Poczekamy na następne dane, ale jeśli poprawa okaże się niewielka, to nasza gospodarka będzie miała olbrzymie problemy. Skoro inwestycje w pierwszym kwartale stanęły w miejscu, to jak można oczekiwać, że ruszą z kopyta w drugim, kiedy trwa niepewność co do przyszłości Unii, czy w trzecim, kiedy wszyscy będą czekali na wynik wyborów? Jedynym superoptymistą jest minister finansów Mirosław Gronicki, a i on co pewien czas obniża swoje prognozy wzrostu PKB. Jeśli sytuacja z inwestycjami nie poprawi się, to nawet 3,5-proc. wzrost PKB będzie nie do osiągnięcia w tym roku. A przecież taki wzrost oznaczałby pogorszenie sytuacji na rynku pracy i w końcu nawet nowelizację budżetu, co doprowadziłoby do poważnego osłabienia złotego. Chyba, że minister będzie nadal budżet ratował takimi „cudownymi” posunięciami, jak gwałtowne podniesienie akcyzy na olej opałowy (chwilowo zablokowane). Nic dziwnego, że jego zdaniem deficyt ma być mniejszy o 2 mld zł od planowanego — samo podniesienie akcyzy miało dać budżetowi 2,5 mld zł dochodu.

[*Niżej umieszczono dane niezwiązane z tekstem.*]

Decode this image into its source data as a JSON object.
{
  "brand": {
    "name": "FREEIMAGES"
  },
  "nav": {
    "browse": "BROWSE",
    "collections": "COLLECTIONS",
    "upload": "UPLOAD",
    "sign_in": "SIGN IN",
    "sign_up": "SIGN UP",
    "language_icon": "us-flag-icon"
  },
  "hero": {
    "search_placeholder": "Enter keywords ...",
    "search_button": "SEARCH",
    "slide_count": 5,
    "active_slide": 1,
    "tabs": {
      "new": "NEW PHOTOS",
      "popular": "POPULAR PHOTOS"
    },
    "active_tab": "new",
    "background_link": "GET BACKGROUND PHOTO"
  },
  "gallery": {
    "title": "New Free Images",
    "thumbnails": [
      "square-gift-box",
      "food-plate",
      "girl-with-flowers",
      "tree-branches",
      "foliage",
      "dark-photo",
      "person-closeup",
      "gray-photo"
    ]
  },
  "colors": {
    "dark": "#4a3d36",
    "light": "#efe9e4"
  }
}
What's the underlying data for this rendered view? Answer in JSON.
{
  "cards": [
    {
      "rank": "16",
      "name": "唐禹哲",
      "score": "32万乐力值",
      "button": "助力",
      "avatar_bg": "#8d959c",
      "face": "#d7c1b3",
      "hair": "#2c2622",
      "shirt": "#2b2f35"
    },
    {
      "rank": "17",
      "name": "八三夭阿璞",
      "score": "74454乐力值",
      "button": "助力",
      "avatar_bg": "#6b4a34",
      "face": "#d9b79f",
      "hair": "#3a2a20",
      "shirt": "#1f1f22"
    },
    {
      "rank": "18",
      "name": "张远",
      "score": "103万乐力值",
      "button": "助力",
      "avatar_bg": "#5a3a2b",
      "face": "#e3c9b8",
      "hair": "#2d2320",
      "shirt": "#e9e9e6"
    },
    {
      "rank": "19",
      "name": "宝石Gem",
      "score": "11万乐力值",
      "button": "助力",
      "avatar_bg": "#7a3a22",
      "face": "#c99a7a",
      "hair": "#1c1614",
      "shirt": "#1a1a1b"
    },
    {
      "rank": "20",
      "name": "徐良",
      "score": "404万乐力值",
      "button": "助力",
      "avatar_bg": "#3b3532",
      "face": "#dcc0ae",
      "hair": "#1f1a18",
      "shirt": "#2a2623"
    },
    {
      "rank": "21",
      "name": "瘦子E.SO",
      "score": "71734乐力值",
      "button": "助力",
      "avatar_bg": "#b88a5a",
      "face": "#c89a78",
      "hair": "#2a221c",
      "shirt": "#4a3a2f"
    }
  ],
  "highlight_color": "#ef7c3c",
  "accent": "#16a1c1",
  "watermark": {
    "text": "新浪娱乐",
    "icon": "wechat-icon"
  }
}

Złoty do momentu opublikowania złych danych makro zachowywał się bardzo dobrze. Zresztą potem, po gwałtownej reakcji, też był bardzo mocny. To szczególnie może dziwić w sytuacji, kiedy większość analityków i ekonomistów od dawna twierdzi, że odrzucenie konstytucji jest niekorzystne dla nowych państw Unii. Korekta kursu EUR/USD natychmiast naszą walutę wzmacniała, i to bardziej, niż wynika z nieznacznego umocnienia euro. Rozwiązanie zagadki można znaleźć na rynku obligacji — zarówno naszym, jak i amerykańskim. Spadająca rentowność obligacji w USA i w Polsce zwiększa apetyt funduszy na ryzyko w krajach rozwijających się. Bardzo podobnie zachowywały się inne waluty regionu. Ta siła złotego utrzyma się dopóki w USA nie pojawi się wyraźniejsza inflacja.
W zeszłym tygodniu rynkowi akcji dodatkowo pomogła informacja o odroczeniu debiutu PGNiG oraz opóźnienie oferty pierwotnej Polic i Puław. Ale i bez tych spółek potrzeba będzie dużo kapitału na wchłonięcie ofert w czerwcu. Fundusze hedgingowe nie kupują jednak ofert pierwotnych — zajmą się rynkiem wtórnym. Debiut Grupy Lotos powinien podgrzać atmosferę. Jest tylko jeden problem, ale za to duży: indeksy, szczególnie na giełdach europejskich, są w strefach wykupienia. Korekta po prostu musi się tam rozpocząć. Trudno będzie naszemu rynkowi iść pod prąd.